In theory, if you have a customer with id 12345, then you could actually dispense with the href, since you could plug the customer id 12345 into #1 or #2. It's more common to actually provide real links between resources, rather than always relying on lookup or search techniques.
I haven't really used web RPC systems (WSDL/Soap), but i think the 'interface document' is there mostly to allow client libraries to create the service API, right? if so, REST shouldn't need it, because the verbs are already defined and don't really need to be documented again.
AFAIUI, the REST way is to document the structure of each resource (usually encoded in XML or JSON). In that document, you'll also have to document the relationship between those resources. In my case, a resource is often a container of other resources (sometimes more than one type), therefore the structure doc specifies what field holds a list of URLs pointing to the contained resources. Ideally, only one unique resource will need a single, fixed (documented) URL. everithing else follows from there.
The URL 'style' is meaningless to the client, since it shouldn't 'construct' an URL. Every URL it needs should be already constructed on a resource field. That let's you change the URL structure without changing the client (that has saved tons of time to me). Your URLs can be as opaque or as descriptive as you like. (personally, i don't like text keys or slugs; my keys are all BIGINTs or UUIDs)

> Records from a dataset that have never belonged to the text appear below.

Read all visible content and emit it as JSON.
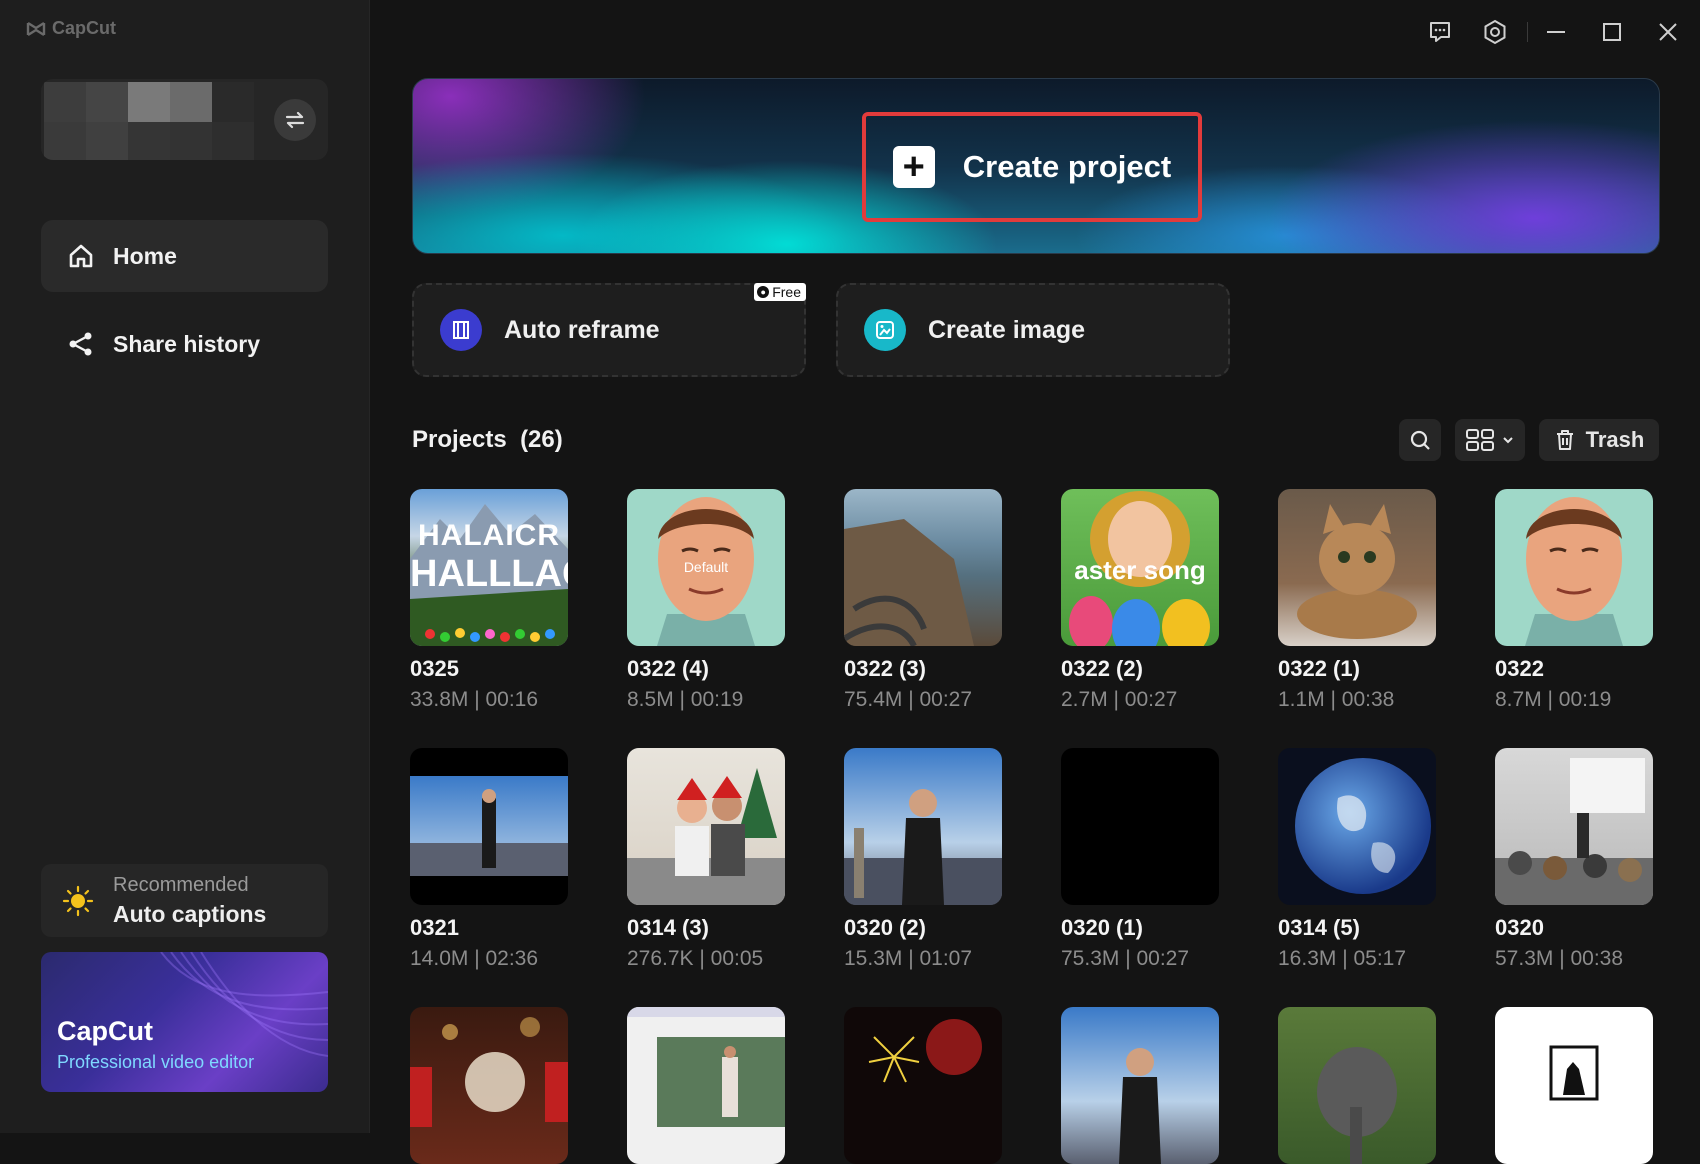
{
  "app": {
    "name": "CapCut"
  },
  "sidebar": {
    "nav": [
      {
        "label": "Home",
        "icon": "home-icon"
      },
      {
        "label": "Share history",
        "icon": "share-icon"
      }
    ],
    "recommended": {
      "label": "Recommended",
      "title": "Auto captions"
    },
    "promo": {
      "title": "CapCut",
      "subtitle": "Professional video editor"
    }
  },
  "hero": {
    "create_label": "Create project"
  },
  "tools": [
    {
      "label": "Auto reframe",
      "badge": "Free"
    },
    {
      "label": "Create image"
    }
  ],
  "projects": {
    "title": "Projects",
    "count": "(26)",
    "trash_label": "Trash",
    "items": [
      {
        "name": "0325",
        "meta": "33.8M | 00:16",
        "thumb_text1": "HALAICR",
        "thumb_text2": "HALLLACH"
      },
      {
        "name": "0322 (4)",
        "meta": "8.5M | 00:19",
        "thumb_text": "Default"
      },
      {
        "name": "0322 (3)",
        "meta": "75.4M | 00:27"
      },
      {
        "name": "0322 (2)",
        "meta": "2.7M | 00:27",
        "thumb_text": "aster song"
      },
      {
        "name": "0322 (1)",
        "meta": "1.1M | 00:38"
      },
      {
        "name": "0322",
        "meta": "8.7M | 00:19"
      },
      {
        "name": "0321",
        "meta": "14.0M | 02:36"
      },
      {
        "name": "0314 (3)",
        "meta": "276.7K | 00:05"
      },
      {
        "name": "0320 (2)",
        "meta": "15.3M | 01:07"
      },
      {
        "name": "0320 (1)",
        "meta": "75.3M | 00:27"
      },
      {
        "name": "0314 (5)",
        "meta": "16.3M | 05:17"
      },
      {
        "name": "0320",
        "meta": "57.3M | 00:38"
      }
    ]
  },
  "colors": {
    "accent_red": "#e23b3b",
    "bg": "#141414",
    "sidebar": "#1e1e1e"
  }
}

I am currently building a REST "agent" that addresses the first part of your question. The agent offers a temporary bookmarking service. The client code that is interacting with the agent can request that an URL be bookmarked using some identifier. If the client code needs to retrieve that representation again, it simply asks the agent for the url that corresponds to the saved bookmark and then navigates to that bookmark. Currently those bookmarks are not persisted so they only last for the lifetime of the client application, but I have found it a useful mechanism for accessing commonly used resources. E.g. The root representation provides a login link. I bookmark that link and if the client ever receives a 401 then I can redirect to the "login" bookmark.

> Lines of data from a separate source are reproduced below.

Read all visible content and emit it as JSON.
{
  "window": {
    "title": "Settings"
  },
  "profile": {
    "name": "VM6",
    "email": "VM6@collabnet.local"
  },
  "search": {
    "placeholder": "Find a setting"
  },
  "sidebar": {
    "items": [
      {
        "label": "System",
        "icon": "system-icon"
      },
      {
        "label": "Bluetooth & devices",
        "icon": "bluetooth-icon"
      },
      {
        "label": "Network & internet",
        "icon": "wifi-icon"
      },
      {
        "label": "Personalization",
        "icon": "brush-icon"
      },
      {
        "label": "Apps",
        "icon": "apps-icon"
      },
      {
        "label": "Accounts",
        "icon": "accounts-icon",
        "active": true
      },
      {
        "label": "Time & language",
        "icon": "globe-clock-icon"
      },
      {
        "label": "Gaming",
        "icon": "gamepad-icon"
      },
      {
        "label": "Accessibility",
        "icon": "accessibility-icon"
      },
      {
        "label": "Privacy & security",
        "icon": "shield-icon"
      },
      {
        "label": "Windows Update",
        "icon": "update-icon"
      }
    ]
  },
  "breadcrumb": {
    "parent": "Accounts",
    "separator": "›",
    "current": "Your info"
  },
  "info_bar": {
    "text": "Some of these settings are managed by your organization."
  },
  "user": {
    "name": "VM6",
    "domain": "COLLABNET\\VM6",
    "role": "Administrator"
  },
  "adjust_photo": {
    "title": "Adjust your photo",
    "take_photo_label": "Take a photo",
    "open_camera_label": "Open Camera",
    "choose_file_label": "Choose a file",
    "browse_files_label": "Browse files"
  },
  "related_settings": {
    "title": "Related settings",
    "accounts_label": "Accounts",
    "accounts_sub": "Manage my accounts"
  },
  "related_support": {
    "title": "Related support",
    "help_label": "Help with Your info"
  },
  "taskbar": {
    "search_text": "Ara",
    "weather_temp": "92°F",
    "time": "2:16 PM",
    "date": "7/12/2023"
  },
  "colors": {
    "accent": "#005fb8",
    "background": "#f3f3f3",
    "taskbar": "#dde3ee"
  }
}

To address an issue you mentioned in a comment, the agent also has the ability to store retrieved representations in a dictionary. If it becomes necessary to aggregate and manipulate multiple representations at the same time then I can simply request that the agent store the current representation in a dictionary associated to a key and then continue navigating to the next resource. Once the client has accumulated all the necessary representation it can do what it needs to do.